A través de las tres primeras etapas de esta investigación se pudo comprobar que el material presentaba capacidad antimicrobiana, que no existía migración de la sustancia antimicrobiana ni del propio polímero al alimento y que el polímero se podía reutilizar, como mínimo en 10 ocasiones sin perder efectividad.

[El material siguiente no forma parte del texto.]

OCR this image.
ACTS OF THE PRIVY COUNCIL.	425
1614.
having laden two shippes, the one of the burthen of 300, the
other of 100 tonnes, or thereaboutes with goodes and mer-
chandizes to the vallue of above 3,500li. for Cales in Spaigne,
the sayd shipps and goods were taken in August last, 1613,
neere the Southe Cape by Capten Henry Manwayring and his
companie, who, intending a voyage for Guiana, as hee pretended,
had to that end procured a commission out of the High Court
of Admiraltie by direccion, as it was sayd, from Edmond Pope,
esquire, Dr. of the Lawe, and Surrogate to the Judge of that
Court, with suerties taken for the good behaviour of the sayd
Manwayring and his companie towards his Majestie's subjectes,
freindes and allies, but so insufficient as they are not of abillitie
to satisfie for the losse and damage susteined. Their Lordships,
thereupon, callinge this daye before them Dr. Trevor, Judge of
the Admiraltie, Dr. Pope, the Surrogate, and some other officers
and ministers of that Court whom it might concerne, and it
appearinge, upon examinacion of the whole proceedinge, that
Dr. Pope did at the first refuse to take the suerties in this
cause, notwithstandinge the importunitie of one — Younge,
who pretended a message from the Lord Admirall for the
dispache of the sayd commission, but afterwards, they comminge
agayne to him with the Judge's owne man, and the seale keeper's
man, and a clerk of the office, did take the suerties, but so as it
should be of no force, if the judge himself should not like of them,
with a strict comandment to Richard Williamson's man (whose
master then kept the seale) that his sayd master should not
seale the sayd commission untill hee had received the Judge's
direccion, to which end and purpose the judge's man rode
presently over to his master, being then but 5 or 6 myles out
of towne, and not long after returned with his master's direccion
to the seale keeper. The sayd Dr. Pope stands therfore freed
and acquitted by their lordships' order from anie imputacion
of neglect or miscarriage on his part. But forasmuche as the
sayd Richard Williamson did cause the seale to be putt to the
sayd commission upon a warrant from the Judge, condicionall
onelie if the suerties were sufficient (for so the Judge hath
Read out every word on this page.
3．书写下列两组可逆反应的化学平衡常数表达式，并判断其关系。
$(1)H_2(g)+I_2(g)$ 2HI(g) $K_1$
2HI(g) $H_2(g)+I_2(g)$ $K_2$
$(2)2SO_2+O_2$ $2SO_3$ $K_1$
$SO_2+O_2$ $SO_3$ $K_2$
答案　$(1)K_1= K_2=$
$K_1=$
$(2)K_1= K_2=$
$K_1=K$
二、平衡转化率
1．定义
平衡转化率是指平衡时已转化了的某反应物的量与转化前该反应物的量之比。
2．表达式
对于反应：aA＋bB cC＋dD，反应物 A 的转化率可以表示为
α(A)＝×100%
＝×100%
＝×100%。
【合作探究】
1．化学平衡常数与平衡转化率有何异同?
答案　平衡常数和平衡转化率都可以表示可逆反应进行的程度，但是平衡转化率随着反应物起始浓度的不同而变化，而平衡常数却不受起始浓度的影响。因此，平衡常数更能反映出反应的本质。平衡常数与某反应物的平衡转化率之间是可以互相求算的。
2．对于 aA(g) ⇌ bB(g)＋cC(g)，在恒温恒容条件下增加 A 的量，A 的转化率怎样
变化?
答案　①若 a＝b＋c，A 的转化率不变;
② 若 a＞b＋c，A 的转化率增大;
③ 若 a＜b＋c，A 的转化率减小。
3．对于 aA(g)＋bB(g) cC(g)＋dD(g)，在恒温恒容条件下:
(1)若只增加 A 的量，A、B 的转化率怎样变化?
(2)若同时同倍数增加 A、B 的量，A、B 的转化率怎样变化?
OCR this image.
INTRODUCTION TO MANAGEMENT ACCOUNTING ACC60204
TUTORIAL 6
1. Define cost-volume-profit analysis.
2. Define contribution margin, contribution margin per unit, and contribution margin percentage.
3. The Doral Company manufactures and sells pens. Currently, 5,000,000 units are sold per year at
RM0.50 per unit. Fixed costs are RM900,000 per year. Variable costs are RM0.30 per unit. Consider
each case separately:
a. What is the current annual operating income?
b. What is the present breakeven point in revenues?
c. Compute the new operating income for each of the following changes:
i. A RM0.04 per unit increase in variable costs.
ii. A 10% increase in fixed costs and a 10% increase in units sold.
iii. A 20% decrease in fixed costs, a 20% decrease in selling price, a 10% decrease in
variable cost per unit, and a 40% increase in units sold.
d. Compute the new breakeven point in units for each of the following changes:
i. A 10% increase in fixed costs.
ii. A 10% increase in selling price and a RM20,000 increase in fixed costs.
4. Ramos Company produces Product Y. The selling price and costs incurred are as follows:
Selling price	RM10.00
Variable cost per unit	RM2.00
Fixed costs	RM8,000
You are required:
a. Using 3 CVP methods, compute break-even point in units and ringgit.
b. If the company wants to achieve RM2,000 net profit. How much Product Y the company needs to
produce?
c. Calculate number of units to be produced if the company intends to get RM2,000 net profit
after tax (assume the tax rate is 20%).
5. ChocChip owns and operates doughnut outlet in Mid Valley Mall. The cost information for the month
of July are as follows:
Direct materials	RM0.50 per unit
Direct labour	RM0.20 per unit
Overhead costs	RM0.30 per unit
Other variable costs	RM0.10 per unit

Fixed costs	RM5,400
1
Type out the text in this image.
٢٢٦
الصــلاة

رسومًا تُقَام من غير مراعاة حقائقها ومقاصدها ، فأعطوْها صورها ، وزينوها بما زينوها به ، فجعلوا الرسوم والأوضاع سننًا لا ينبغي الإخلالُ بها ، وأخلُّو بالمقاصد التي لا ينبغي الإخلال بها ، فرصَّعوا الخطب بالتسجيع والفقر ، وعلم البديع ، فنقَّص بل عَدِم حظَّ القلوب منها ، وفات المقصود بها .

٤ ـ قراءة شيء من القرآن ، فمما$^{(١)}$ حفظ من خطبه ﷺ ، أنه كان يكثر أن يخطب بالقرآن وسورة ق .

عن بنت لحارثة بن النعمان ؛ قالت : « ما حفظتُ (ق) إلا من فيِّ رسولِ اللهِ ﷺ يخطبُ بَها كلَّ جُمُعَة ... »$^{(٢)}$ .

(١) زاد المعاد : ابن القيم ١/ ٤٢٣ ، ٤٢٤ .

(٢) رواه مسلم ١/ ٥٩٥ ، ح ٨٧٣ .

Probando el material con carne

Para llevar a cabo la prueba de concepto se utilizó carne fresca, la cual se envasó en atmósfera modificada tanto con el material antimicrobiano como sin él (blanco) y se conservó durante el mismo tiempo y en las mismas condiciones de temperatura (4 °C).

En el día 15 de almacenamiento, se llevó a cabo un estudio de vida útil analizando parámetros organolépticos como color, brillo u olor y un ensayo microbiológico en el cual se analizaron diferentes grupos de bacterias (aerobios mesófilos totales, anaerobios mesófilos totales, bacterias ácido lácticas, E.coli y coliformes). Tras este estudio el resultado fue claro: la carne envasada con el polímero antimicrobiano tenía una vida útil superior, es decir, el material diseñado es capaz de incrementar la vida útil de los alimentos cárnicos envasados hasta en un 50 %. Los resultados son los que aparecen reflejados en la Figura 3.

Figura 3. Imagen de dos envases de carne en el día 15 de almacenamiento, a la izquierda el producto sin polímero antimicrobiano y a la derecha el producto envasado con el polímero. Resultados del análisis microbiológico de ambos productos, donde se muestra el % de inhibición frente a diferentes grupos de bacterias.1

La investigación se ha llevado a cabo con alimentos de origen cárnico, pero se podría extrapolar a otro tipo de matrices alimentarias tales como pescados o vegetales, aunque se necesitaría llevar a cabo una prueba de concepto con este tipo de alimentos para poder corroborarlo.

Dado que los hábitos de consumo están cambiando, los consumidores demandan alimentos de gran valor nutricional, excelentes propiedades organolépticas, procesado mínimo y elevada vida útil, el uso de este polímero podría dar solución a las demandas de los consumidores de una forma más sostenible, ya que el material es reutilizable e incrementa la vida útil de los productos, reduciendo así el desperdicio de alimentos.

El estudio completo se encuentra publicado en Food Packaging and Shelf Life 2022, 33, 100910. DOI:10.1016/J.FPSL.2022.100910



[1] Food Packaging and Shelf Life 2022, 33, 100910.